International Business Machines Corp.’s (NYSE:IBM) researchers have made a prototype circuit that might become the basis of quantum computing. The circuit is an assemblage of 4 super cooled superconducting parts called qubits. These qubits check for critical errors that make quantum chips very difficult to make. The research work is to be released on Wednesday in a paper published in Nature Communications.
Chips today are piled on top of one another, in line with the Moore’s Law. However, it is becoming harder and harder to do as there is a limit to how many the chips can be shrunk. It is here that the quantum chips become important.
According to SupratikGuha, a director at IBM Research, Moore’s Law will no longer be valid a decade hence. In such a scenario, the industry will have to find new ways to deliver the break neck speed of growth that the was seen in the last 50 years.

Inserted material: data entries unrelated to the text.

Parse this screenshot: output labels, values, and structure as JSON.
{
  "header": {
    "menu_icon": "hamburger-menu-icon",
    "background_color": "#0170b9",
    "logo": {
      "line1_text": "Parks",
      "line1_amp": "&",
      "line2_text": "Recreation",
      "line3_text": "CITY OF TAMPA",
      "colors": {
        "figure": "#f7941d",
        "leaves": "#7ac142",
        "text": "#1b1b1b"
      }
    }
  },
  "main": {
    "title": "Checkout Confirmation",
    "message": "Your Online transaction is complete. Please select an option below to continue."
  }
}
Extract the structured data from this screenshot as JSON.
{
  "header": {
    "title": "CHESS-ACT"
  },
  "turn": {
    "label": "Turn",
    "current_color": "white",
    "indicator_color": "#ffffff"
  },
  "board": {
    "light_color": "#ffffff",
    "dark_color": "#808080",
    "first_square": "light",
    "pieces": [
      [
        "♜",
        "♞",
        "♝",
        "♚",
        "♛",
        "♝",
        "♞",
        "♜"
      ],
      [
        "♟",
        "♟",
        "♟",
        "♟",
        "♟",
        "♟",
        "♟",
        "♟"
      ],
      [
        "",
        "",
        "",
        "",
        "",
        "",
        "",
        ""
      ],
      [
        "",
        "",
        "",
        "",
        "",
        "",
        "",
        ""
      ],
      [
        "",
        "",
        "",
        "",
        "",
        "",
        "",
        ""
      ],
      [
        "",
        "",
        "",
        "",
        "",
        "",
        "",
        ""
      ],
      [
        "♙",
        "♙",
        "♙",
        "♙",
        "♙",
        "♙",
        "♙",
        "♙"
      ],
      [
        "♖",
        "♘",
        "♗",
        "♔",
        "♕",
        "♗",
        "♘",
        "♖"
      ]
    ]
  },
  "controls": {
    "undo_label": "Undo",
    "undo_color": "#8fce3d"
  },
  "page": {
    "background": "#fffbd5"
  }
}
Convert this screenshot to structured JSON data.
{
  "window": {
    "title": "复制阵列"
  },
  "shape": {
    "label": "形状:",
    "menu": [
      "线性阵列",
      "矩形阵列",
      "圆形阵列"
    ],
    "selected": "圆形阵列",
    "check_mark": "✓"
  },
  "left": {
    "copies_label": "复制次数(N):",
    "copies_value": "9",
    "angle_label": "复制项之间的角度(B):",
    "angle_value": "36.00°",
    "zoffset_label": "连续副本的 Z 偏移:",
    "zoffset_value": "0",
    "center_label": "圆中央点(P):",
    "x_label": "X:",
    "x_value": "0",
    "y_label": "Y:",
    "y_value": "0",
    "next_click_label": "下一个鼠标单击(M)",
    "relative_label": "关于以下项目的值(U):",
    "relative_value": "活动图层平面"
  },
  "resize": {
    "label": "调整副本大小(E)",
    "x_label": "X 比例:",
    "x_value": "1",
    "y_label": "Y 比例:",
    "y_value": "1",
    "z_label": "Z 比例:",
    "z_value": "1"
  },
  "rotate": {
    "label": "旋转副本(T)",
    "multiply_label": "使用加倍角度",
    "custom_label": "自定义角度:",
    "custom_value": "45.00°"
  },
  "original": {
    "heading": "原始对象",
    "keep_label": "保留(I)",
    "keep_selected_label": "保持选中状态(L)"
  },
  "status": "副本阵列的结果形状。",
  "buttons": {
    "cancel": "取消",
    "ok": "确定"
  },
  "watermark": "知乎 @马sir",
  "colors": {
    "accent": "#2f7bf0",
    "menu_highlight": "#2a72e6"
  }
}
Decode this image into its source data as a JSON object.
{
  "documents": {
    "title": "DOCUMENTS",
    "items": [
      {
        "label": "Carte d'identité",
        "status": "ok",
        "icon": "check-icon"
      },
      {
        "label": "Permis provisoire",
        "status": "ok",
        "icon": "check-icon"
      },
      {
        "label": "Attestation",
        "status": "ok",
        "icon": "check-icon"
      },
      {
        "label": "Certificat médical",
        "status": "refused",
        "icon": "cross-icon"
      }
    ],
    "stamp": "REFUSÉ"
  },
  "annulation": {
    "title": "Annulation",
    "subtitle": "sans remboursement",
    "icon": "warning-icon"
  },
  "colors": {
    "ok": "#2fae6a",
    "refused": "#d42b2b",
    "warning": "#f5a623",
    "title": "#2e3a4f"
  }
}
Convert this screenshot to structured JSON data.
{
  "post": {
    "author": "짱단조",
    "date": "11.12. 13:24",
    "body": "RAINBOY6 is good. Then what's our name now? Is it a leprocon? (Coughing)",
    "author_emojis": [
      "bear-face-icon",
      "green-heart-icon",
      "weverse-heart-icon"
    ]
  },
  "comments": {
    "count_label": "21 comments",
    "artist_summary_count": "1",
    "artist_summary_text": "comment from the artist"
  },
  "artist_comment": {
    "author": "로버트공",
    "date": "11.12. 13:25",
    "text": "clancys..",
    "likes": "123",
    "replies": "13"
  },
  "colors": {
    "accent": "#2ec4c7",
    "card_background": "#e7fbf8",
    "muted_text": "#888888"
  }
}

IBM is betting on quantum computers to the next big step that takes computing beyond the traditional or classical. Quantum computing could help unlock the next generation of data analysis, encryption, machine learning and scientific research. Last year, International Business Machines Corp.’s (NYSE:IBM) announced that it would spend $3 billion in the research of on semiconductors including quantum computing.
Researchers at IBM believe that a machine capable of computing hundreds of qubits could be made in five to ten years. It is, however, unknown how long it would take for quantum machines to replace conventional computers.
The classical computing is dependent on data that form either one or zero. Quantum bits, on the other hand, can be both one or zero at one time. This is called superposition and is the key behind the computing power of a computer.
A Quantum computer cold be programmed to mine through incredible amounts of data or crack the most powerful encryptions of today.